See [DEVELOPMENT.md](DEVELOPMENT.md) for build tiers, Makefile targets, and Nix setup. To contribute, see [CONTRIBUTING.md](CONTRIBUTING.md).

## FAQ

**How does this compare to ADK's evaluations?**
Unlike ADK's LocalEvalService, which couples agent execution with evaluation, agentevals only handles scoring: it takes pre-recorded traces and compares them against expected behavior using metrics like tool trajectory matching, response quality, and LLM-based judgments.

However, if you're iterating on your agents locally, you can point your agents to agentevals and you will see rich runtime information in your browser. For more details, use the bundled wheel and explore the Local Development option in the UI.

**How does this compare to Bedrock AgentCore's evaluation?**
AgentCore's evaluation integration (via `strands-agents-evals`) also couples agent execution with evaluation. It re-invokes the agent for each test case, converts the resulting OTel spans to AWS's ADOT format, and scores them against 4 built-in evaluators (Helpfulness, Accuracy, Harmfulness, Relevance) via a cloud API call. This means you need an AWS account, valid credentials, and network access for every evaluation.

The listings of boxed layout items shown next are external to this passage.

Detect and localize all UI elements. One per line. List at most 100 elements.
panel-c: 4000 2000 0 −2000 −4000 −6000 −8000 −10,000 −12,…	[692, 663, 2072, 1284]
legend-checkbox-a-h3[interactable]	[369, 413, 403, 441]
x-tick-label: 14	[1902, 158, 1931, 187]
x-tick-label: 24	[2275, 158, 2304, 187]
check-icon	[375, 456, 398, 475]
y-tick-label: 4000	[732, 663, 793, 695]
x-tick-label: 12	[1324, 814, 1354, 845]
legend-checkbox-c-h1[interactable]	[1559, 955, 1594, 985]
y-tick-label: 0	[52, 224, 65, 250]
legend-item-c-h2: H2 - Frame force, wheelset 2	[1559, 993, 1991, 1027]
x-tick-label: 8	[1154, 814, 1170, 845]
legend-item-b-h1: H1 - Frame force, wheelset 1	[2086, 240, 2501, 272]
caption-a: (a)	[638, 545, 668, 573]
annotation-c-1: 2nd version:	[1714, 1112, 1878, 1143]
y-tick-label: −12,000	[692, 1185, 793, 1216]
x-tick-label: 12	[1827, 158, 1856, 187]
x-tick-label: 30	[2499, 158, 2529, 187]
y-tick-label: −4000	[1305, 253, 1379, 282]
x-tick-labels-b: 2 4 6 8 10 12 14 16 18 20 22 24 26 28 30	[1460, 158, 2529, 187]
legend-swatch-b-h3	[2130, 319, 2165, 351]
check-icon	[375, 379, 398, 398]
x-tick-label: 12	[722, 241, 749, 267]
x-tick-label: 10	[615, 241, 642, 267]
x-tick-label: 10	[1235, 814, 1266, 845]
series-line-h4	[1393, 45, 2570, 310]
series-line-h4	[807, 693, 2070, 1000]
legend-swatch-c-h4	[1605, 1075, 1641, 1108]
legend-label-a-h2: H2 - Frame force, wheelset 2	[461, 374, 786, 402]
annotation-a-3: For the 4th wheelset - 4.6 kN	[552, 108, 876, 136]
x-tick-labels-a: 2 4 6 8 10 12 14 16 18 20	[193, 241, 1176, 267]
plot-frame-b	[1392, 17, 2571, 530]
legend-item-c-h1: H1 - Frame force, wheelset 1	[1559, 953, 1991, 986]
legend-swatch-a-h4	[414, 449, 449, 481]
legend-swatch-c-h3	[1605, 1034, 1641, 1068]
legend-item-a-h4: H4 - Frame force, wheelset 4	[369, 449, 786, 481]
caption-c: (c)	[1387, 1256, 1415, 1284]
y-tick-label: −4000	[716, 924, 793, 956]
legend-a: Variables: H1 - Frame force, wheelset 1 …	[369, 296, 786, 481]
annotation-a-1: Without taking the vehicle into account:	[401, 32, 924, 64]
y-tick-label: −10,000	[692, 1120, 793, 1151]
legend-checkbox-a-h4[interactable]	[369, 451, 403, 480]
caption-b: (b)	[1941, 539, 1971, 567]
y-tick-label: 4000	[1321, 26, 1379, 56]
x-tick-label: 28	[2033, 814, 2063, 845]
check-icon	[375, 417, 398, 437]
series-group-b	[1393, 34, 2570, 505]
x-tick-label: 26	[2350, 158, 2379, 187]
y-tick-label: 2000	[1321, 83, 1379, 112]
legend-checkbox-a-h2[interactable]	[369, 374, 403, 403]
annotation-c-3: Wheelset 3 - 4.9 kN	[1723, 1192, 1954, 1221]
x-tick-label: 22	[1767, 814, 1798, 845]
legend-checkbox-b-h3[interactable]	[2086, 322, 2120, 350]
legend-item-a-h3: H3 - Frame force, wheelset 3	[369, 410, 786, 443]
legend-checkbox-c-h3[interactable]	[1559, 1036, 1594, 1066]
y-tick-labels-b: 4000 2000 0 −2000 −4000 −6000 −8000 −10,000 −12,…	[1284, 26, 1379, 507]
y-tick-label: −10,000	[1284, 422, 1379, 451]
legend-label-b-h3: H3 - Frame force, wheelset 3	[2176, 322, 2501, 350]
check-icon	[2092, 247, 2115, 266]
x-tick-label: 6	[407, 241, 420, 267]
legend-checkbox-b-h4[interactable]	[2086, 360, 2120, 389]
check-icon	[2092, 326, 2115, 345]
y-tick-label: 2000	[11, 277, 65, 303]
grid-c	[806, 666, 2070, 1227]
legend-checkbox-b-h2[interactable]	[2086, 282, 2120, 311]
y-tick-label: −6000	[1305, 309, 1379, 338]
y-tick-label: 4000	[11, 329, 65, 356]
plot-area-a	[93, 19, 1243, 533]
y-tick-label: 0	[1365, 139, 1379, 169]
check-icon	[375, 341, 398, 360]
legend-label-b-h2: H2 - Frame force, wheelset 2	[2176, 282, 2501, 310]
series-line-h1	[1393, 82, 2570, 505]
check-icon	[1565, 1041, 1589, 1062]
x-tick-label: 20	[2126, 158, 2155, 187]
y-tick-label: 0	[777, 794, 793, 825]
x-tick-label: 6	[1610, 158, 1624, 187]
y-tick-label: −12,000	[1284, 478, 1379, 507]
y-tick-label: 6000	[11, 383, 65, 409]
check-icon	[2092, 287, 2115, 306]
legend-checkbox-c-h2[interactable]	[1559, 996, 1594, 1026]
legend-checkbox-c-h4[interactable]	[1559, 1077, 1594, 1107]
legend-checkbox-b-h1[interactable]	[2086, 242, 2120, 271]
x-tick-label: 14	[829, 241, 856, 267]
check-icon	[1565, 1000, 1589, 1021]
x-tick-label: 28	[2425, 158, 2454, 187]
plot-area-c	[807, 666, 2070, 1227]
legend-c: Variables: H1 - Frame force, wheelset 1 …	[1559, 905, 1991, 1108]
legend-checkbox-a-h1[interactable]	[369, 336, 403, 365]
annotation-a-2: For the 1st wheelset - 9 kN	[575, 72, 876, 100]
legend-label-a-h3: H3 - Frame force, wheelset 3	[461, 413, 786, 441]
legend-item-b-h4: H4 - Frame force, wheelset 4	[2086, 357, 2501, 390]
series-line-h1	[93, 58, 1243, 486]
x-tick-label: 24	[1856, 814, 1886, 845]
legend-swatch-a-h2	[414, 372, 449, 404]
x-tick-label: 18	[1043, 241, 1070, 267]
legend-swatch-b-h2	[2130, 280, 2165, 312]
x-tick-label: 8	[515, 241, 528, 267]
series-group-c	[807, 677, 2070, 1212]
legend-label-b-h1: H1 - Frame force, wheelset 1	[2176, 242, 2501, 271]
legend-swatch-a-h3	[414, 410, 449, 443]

agentevals takes a different approach: it scores pre-recorded traces locally without re-running anything. It works with standard Jaeger JSON and OTLP formats from any framework, supports open-ended metrics (tool trajectory matching, LLM-based judges, custom scorers), and ships with a CLI, web UI, and MCP server. No cloud dependency required, though we do include all ADK's GCP-based evals as of now.